La fête comme déni de la réalité (ou) Un Carnaval triste - en noir et blanc.
Au début du spectacle, nous voyons les protagonistes de La Fausse Suivante dans un
camaïeux de noir et de blanc, prolonger en Province une soirée de Carnaval
commencée à Paris on dirait aujourd’hui un « after ». Cette idée du Carnaval nous
inspire. Moins sans doute par la joyeuse explosion de couleurs à laquelle on l’associe le
plus souvent que par ce qu’il représente un espacetemps de licence, le monde est
mis à l’envers, et la morale court le risque « d’être mise en de cruels embarras ».

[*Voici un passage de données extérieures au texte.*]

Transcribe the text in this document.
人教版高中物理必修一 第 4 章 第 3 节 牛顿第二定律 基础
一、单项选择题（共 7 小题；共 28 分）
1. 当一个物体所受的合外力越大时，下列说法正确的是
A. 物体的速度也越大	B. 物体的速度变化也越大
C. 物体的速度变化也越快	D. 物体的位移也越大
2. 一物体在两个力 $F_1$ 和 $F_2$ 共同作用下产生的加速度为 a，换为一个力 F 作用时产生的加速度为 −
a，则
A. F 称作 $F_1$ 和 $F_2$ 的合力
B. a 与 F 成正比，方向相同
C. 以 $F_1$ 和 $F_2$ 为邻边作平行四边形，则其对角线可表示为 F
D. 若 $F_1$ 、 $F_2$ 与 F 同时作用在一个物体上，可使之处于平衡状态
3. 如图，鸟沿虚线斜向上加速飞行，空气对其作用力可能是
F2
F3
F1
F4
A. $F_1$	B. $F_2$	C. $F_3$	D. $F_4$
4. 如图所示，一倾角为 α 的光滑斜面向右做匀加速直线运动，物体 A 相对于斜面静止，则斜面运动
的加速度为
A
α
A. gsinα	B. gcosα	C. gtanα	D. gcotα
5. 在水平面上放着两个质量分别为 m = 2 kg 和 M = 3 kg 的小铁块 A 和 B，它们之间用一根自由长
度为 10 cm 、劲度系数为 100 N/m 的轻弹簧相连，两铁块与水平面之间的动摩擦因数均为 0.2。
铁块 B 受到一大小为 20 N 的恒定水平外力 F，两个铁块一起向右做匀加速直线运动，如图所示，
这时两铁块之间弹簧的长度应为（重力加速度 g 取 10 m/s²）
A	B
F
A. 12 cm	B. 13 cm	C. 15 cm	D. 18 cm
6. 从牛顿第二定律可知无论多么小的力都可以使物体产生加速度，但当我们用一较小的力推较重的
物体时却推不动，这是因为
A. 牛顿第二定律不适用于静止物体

Nous travaillons sur des pulsions de jeunesse, presqu’adolescentes chaque chose est
mesurée dans son immédiateté. Nous traquerons les rouages qui conduisent les
personnages à générer puis amplifier une situation sauvage, finalement très moderne,
où chacun passe d’un état à un autre en un violent mouvement de yo-yo.
En l’absence de toute autorité référente (il n’y en a pas dans La Fausse Suivante), nous
observerons comment ces êtres se trouvent finalement confrontés au doute, face
obscure de la liberté.
Là où l’argent mène le monde…
Nous constatons une troublante similitude avec notre époque les appétits qui
s’expriment sont individualistes, tous aiguisés par l’obsession de l’argent, l’amour
même devient une marchandise que l’on peut « titrer », comme s’il s’agissait d’un
vulgaire placement à court terme. Du plus haut au plus bas de l’échelle, tous sont
capables sans le moindre scrupule, de s’en remettre au plus offrant. Les valets, n’ayant
en ceci, rien à envier à leurs maîtres.